Newly published research led by the British Trust for Ornithology (BTO) sheds light on the impact that climate change has had on common and widespread songbirds across the UK.
The time that birds decide to breed has a strong impact upon the likely success of raising their young to independence. Pairs of birds will generally time egg laying to maximise the availability of food for their chicks. However, one of the strongest impacts of climate change so far has been to alter the timing of spring. In response to milder temperatures, flowers and insects are all appearing earlier than they used to. While many songbirds are also nesting earlier in warmer springs, conservationists have become concerned that they are nevertheless struggling to match their timing of breeding to their main insect prey, which could be driving population declines.
To test this, the BTO, in collaboration with The Woodland Trust, Rothamsted Research, Butterfly Conservation and the Centre for Ecology and Hydrology (CEH), have collated some of the most comprehensive long-term data on the timing of spring from across the UK. They have related changes in the timing of leaf and flower emergence as well as aphid, butterfly and moth emergence, to changes in the timing of egg-laying, tracked by the BTO/JNCC Nest Record Scheme.
As expected, in warmer springs, birds tend to breed later than usual relative to the timing of spring, and the most sensitive species to changes in timing, such as Willow Warbler and Linnet are suffering the greatest population declines. However, by using data from the BTO/JNCC ringing scheme to monitor changes in the number of fledglings produced by each species per year, the study's authors found no evidence that these mismatched species were also suffering a long-term diminishment of breeding success. This suggests that the population declines observed in many British songbirds are not directly caused by the effect of temporal mismatch on nesting outcomes.

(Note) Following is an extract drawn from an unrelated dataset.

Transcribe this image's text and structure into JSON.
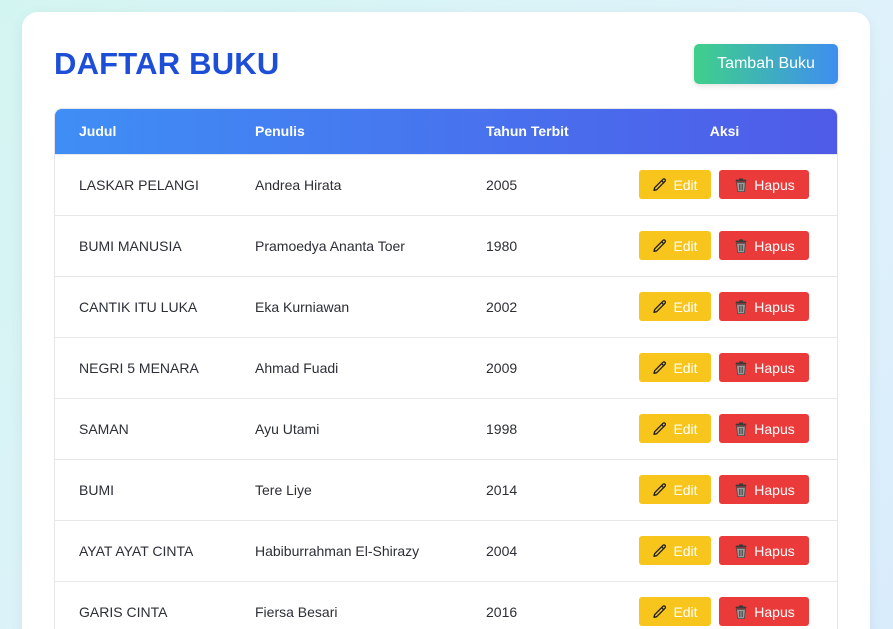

The study suggests that long-term declines in populations of species such as Willow Warbler are not necessarily a result of advancing springs (Paul Coombes).

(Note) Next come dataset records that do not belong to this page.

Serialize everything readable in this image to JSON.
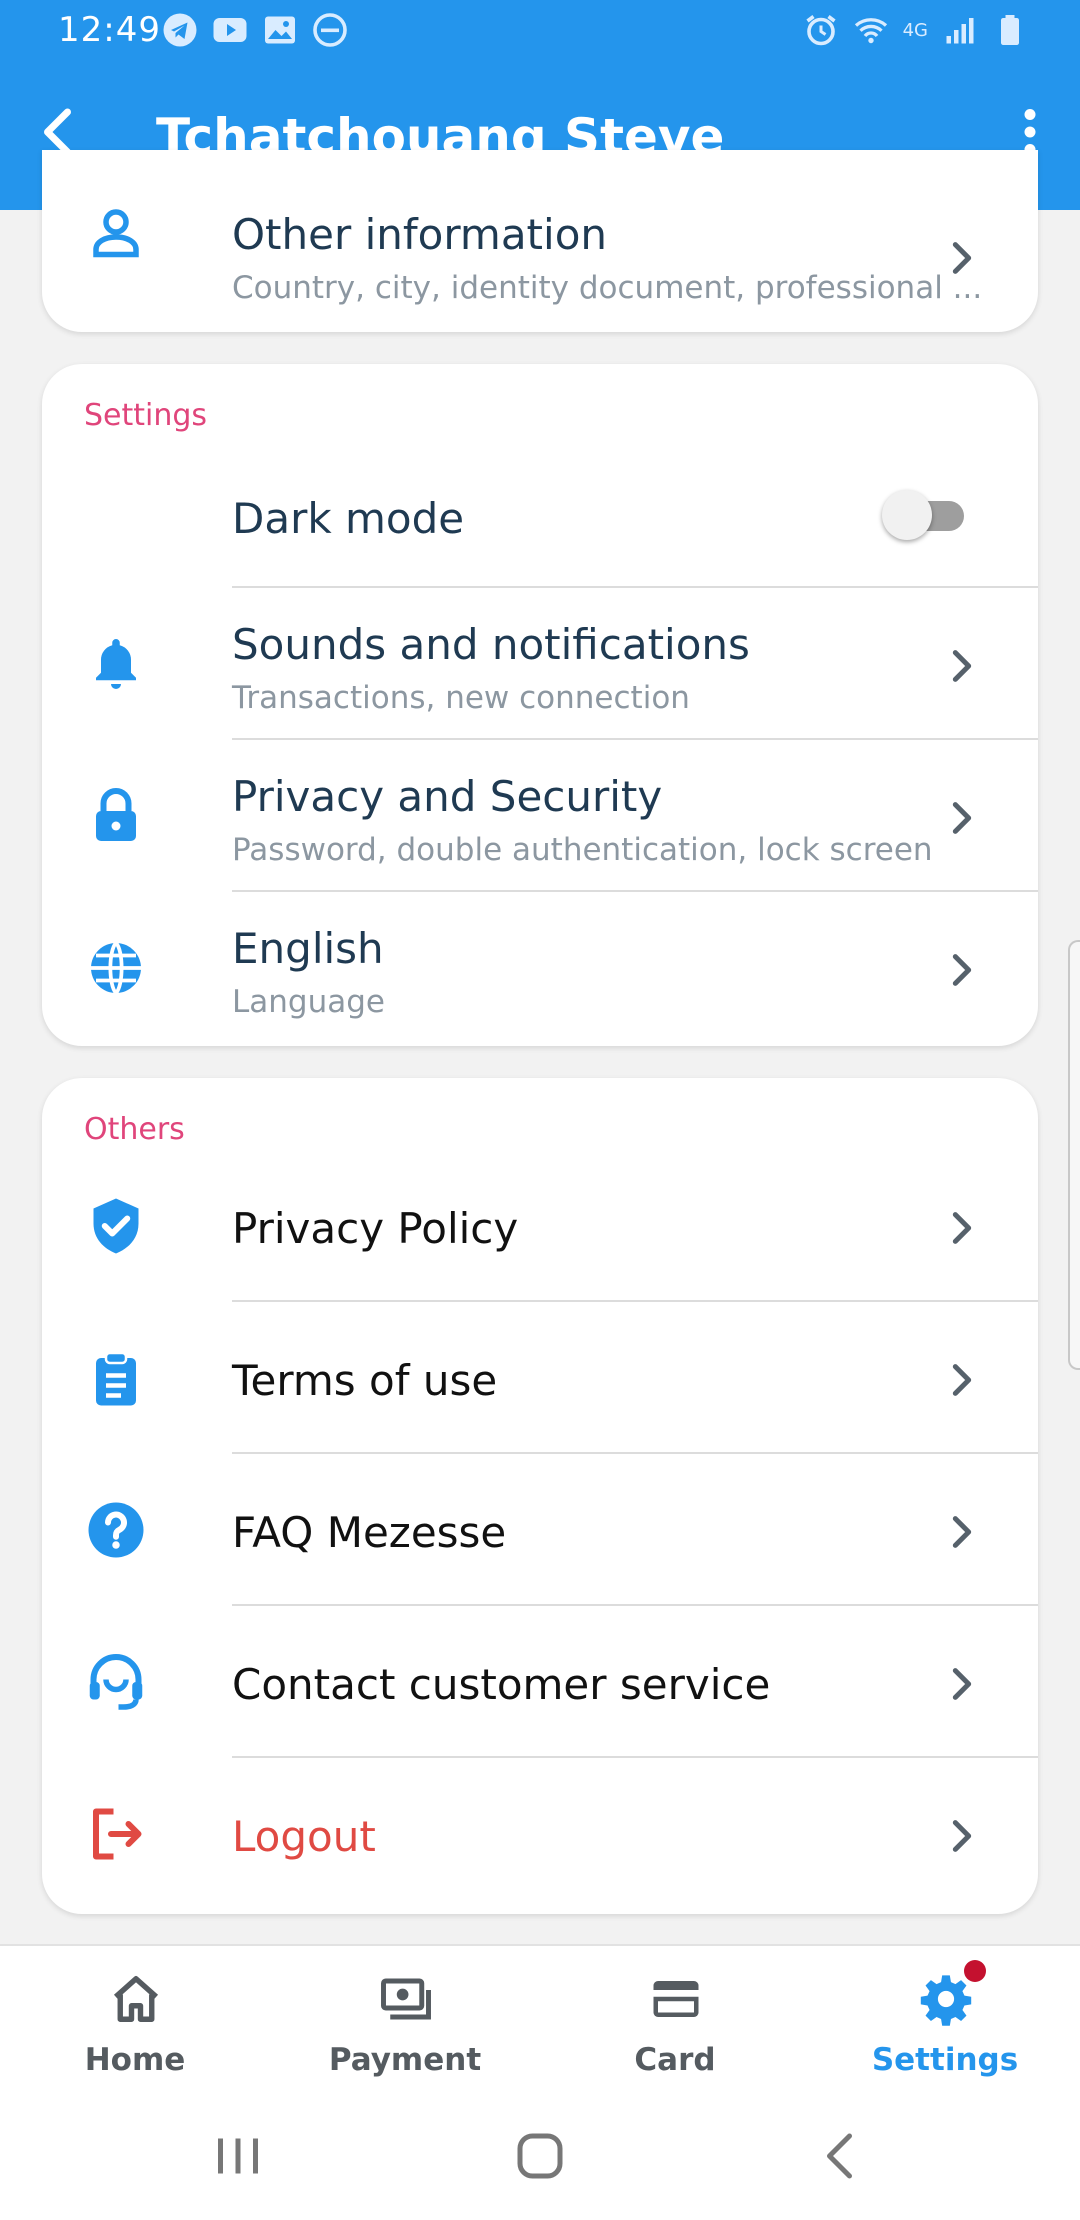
{
  "status_bar": {
    "time": "12:49",
    "network": "4G",
    "left_icons": [
      "telegram-icon",
      "youtube-icon",
      "gallery-icon",
      "do-not-disturb-icon"
    ],
    "right_icons": [
      "alarm-icon",
      "wifi-icon",
      "signal-icon",
      "battery-icon"
    ]
  },
  "header": {
    "title": "Tchatchouang Steve",
    "background": "#2495ec"
  },
  "top_card": {
    "title": "Other information",
    "subtitle": "Country, city, identity document, professional ..."
  },
  "settings": {
    "section_title": "Settings",
    "dark_mode_label": "Dark mode",
    "dark_mode_on": false,
    "items": [
      {
        "title": "Sounds and notifications",
        "subtitle": "Transactions, new connection",
        "icon": "bell-icon"
      },
      {
        "title": "Privacy and Security",
        "subtitle": "Password, double authentication, lock screen",
        "icon": "lock-icon"
      },
      {
        "title": "English",
        "subtitle": "Language",
        "icon": "globe-icon"
      }
    ]
  },
  "others": {
    "section_title": "Others",
    "items": [
      {
        "title": "Privacy Policy",
        "icon": "shield-check-icon"
      },
      {
        "title": "Terms of use",
        "icon": "clipboard-icon"
      },
      {
        "title": "FAQ Mezesse",
        "icon": "help-circle-icon"
      },
      {
        "title": "Contact customer service",
        "icon": "headset-icon"
      },
      {
        "title": "Logout",
        "icon": "logout-icon"
      }
    ]
  },
  "bottom_nav": {
    "items": [
      {
        "label": "Home",
        "icon": "home-icon"
      },
      {
        "label": "Payment",
        "icon": "payment-icon"
      },
      {
        "label": "Card",
        "icon": "card-icon"
      },
      {
        "label": "Settings",
        "icon": "settings-icon",
        "active": true
      }
    ]
  },
  "colors": {
    "accent": "#2495ec",
    "section_title": "#e0457b",
    "logout": "#e04a43",
    "badge": "#c4112f"
  }
}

Lead author, Sam Franks, a research ecologist with the BTO, said: "These results significantly increase our understanding of the specific ways in which climate change can impact bird populations. Despite a widely held belief that changes in the timing of spring are likely to be one of the factors underlying population declines because of long-term reductions in breeding success, we found that this is unlikely to be the case for these birds.
"It could be that breeding later than normal in warmer springs instead results in the poorer survival of either adults or fledglings, or alternatively, the species which breed late in warm springs are constrained by other environmental pressures which are actually responsible for their population decline."

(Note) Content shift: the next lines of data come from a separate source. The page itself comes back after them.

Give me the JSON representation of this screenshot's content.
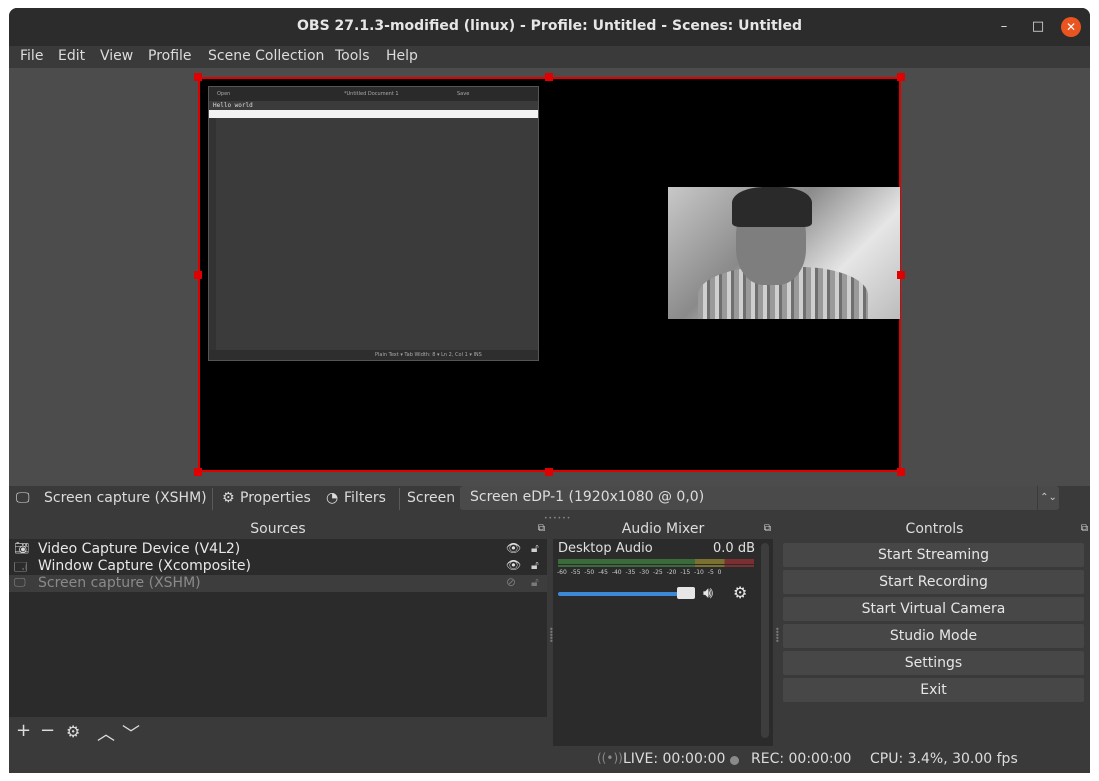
{
  "window": {
    "title": "OBS 27.1.3-modified (linux) - Profile: Untitled - Scenes: Untitled",
    "min_glyph": "–",
    "max_glyph": "□",
    "close_glyph": "✕"
  },
  "menu": {
    "items": [
      "File",
      "Edit",
      "View",
      "Profile",
      "Scene Collection",
      "Tools",
      "Help"
    ]
  },
  "editor": {
    "title": "*Untitled Document 1",
    "open_label": "Open",
    "save_label": "Save",
    "content": "Hello world",
    "status": "Plain Text ▾    Tab Width: 8 ▾    Ln 2, Col 1    ▾  INS"
  },
  "source_toolbar": {
    "source_name": "Screen capture (XSHM)",
    "properties_label": "Properties",
    "filters_label": "Filters",
    "screen_label": "Screen",
    "screen_value": "Screen eDP-1 (1920x1080 @ 0,0)"
  },
  "sources": {
    "title": "Sources",
    "items": [
      {
        "name": "Video Capture Device (V4L2)",
        "icon": "camera-icon",
        "visible": true
      },
      {
        "name": "Window Capture (Xcomposite)",
        "icon": "window-icon",
        "visible": true
      },
      {
        "name": "Screen capture (XSHM)",
        "icon": "monitor-icon",
        "visible": false
      }
    ]
  },
  "mixer": {
    "title": "Audio Mixer",
    "channel_name": "Desktop Audio",
    "level": "0.0 dB",
    "scale": "-60 -55 -50 -45 -40 -35 -30 -25 -20 -15 -10 -5 0",
    "volume": 0.9
  },
  "controls": {
    "title": "Controls",
    "buttons": [
      "Start Streaming",
      "Start Recording",
      "Start Virtual Camera",
      "Studio Mode",
      "Settings",
      "Exit"
    ]
  },
  "status": {
    "live": "LIVE: 00:00:00",
    "rec": "REC: 00:00:00",
    "cpu": "CPU: 3.4%, 30.00 fps"
  },
  "colors": {
    "selection_border": "#e00000",
    "volume_track": "#3c8ad6",
    "close_button": "#e9541f"
  }
}
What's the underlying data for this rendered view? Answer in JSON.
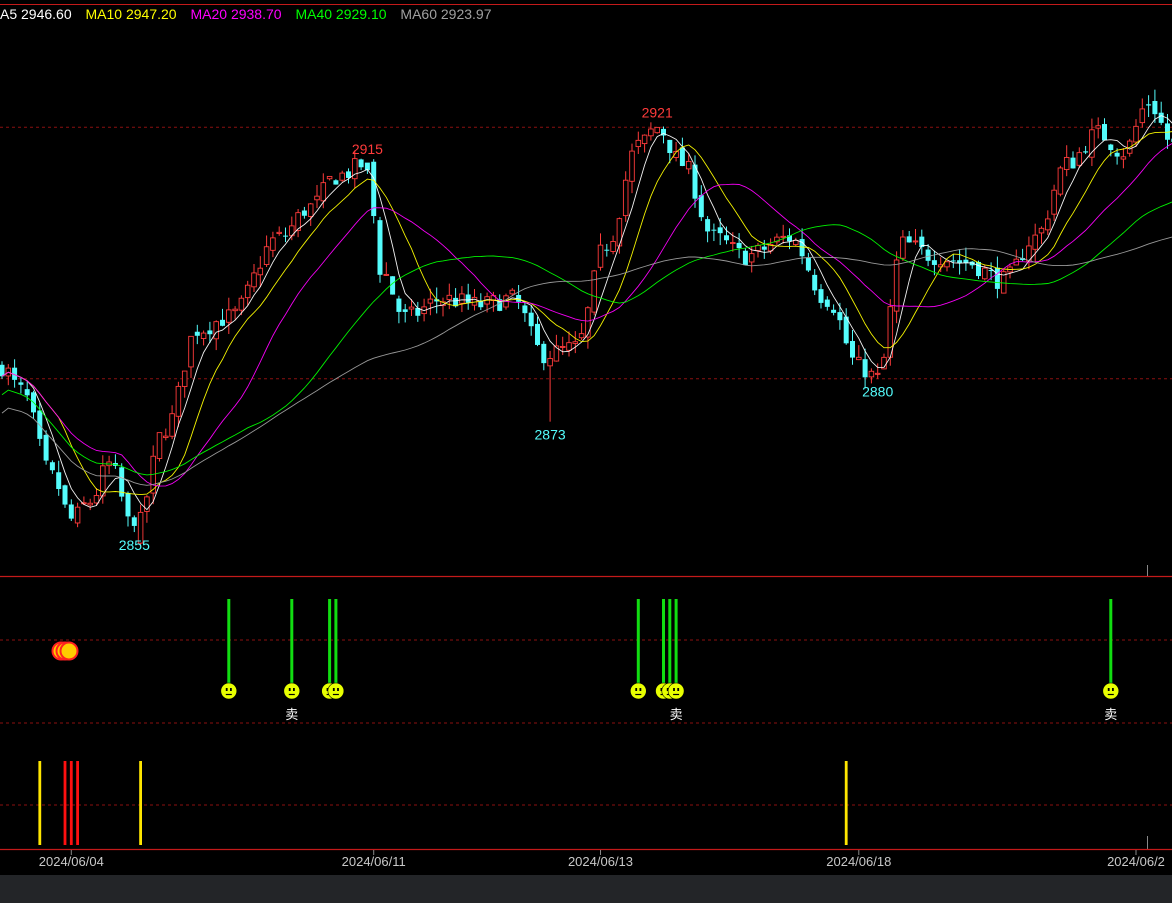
{
  "legend": {
    "ma5": "A5 2946.60",
    "ma10": "MA10 2947.20",
    "ma20": "MA20 2938.70",
    "ma40": "MA40 2929.10",
    "ma60": "MA60 2923.97"
  },
  "colors": {
    "up": "#ff3b3b",
    "down": "#54fcfc",
    "ma5": "#ffffff",
    "ma10": "#ffff00",
    "ma20": "#ff00ff",
    "ma40": "#00ff00",
    "ma60": "#a0a0a0",
    "grid": "#8b1111",
    "panel_border": "#c41a1a",
    "axis_text": "#c8c8c8",
    "high_label": "#ff3b3b",
    "low_label": "#54fcfc"
  },
  "chart_data": {
    "type": "candlestick",
    "ylim": [
      2848,
      2938
    ],
    "ref_levels": [
      2921,
      2880
    ],
    "x_ticks": [
      {
        "label": "2024/06/04",
        "index": 11
      },
      {
        "label": "2024/06/11",
        "index": 59
      },
      {
        "label": "2024/06/13",
        "index": 95
      },
      {
        "label": "2024/06/18",
        "index": 136
      },
      {
        "label": "2024/06/2",
        "index": 180
      }
    ],
    "n_bars": 187,
    "price_anchors": [
      [
        0,
        2882
      ],
      [
        3,
        2878
      ],
      [
        8,
        2864
      ],
      [
        11,
        2857
      ],
      [
        14,
        2860
      ],
      [
        17,
        2866
      ],
      [
        21,
        2855
      ],
      [
        26,
        2872
      ],
      [
        31,
        2888
      ],
      [
        36,
        2890
      ],
      [
        44,
        2903
      ],
      [
        49,
        2908
      ],
      [
        53,
        2913
      ],
      [
        58,
        2915
      ],
      [
        60,
        2898
      ],
      [
        64,
        2890
      ],
      [
        70,
        2893
      ],
      [
        76,
        2892
      ],
      [
        81,
        2893
      ],
      [
        86,
        2884
      ],
      [
        91,
        2885
      ],
      [
        96,
        2902
      ],
      [
        101,
        2918
      ],
      [
        104,
        2921
      ],
      [
        108,
        2915
      ],
      [
        113,
        2903
      ],
      [
        118,
        2900
      ],
      [
        125,
        2903
      ],
      [
        131,
        2893
      ],
      [
        136,
        2882
      ],
      [
        139,
        2880
      ],
      [
        143,
        2902
      ],
      [
        148,
        2900
      ],
      [
        153,
        2899
      ],
      [
        159,
        2896
      ],
      [
        164,
        2903
      ],
      [
        169,
        2915
      ],
      [
        174,
        2920
      ],
      [
        178,
        2917
      ],
      [
        182,
        2925
      ],
      [
        186,
        2918
      ]
    ],
    "high_labels": [
      {
        "text": "2915",
        "index": 58,
        "value": 2915
      },
      {
        "text": "2921",
        "index": 104,
        "value": 2921
      }
    ],
    "low_labels": [
      {
        "text": "2855",
        "index": 21,
        "value": 2855
      },
      {
        "text": "2873",
        "index": 87,
        "value": 2873
      },
      {
        "text": "2880",
        "index": 139,
        "value": 2880
      }
    ]
  },
  "signals": {
    "cluster_icon_index": 10,
    "sell_label": "卖",
    "green_marks": [
      {
        "index": 36,
        "sell": false
      },
      {
        "index": 46,
        "sell": true
      },
      {
        "index": 52,
        "sell": false
      },
      {
        "index": 53,
        "sell": false
      },
      {
        "index": 101,
        "sell": false
      },
      {
        "index": 105,
        "sell": false
      },
      {
        "index": 106,
        "sell": false
      },
      {
        "index": 107,
        "sell": true
      },
      {
        "index": 176,
        "sell": true
      }
    ],
    "bars": [
      {
        "index": 6,
        "color": "yellow"
      },
      {
        "index": 10,
        "color": "red"
      },
      {
        "index": 11,
        "color": "red"
      },
      {
        "index": 12,
        "color": "red"
      },
      {
        "index": 22,
        "color": "yellow"
      },
      {
        "index": 134,
        "color": "yellow"
      }
    ]
  }
}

The BTO's Director of Science, James Pearce-Higgins, who is also an author of the study, added: "The heroic efforts of thousands of volunteers recording information on birds, insects and plants provides us with the long-term data required to understand the impacts of climate change upon bird populations. While milder winters have probably boosted some of our resident populations, some of our declining long-distance migrant species have not benefited in the same way. Though they may not be suffering from changes in the timing of spring in the way we previously thought, we still need ongoing work to understand the causes of decline."
Franks, S E, Pearce-Higgins, J W, Atkinson, S, Bell, J R, Botham, M S, Brereton, T M, Harrington, R, and Leech, D I. 2017. The sensitivity of breeding songbirds to changes in seasonal timing is linked to population change but cannot be directly attributed to the effects of trophic asynchrony on productivity. Global Change Biology DOI: 10.1111/gcb.13960.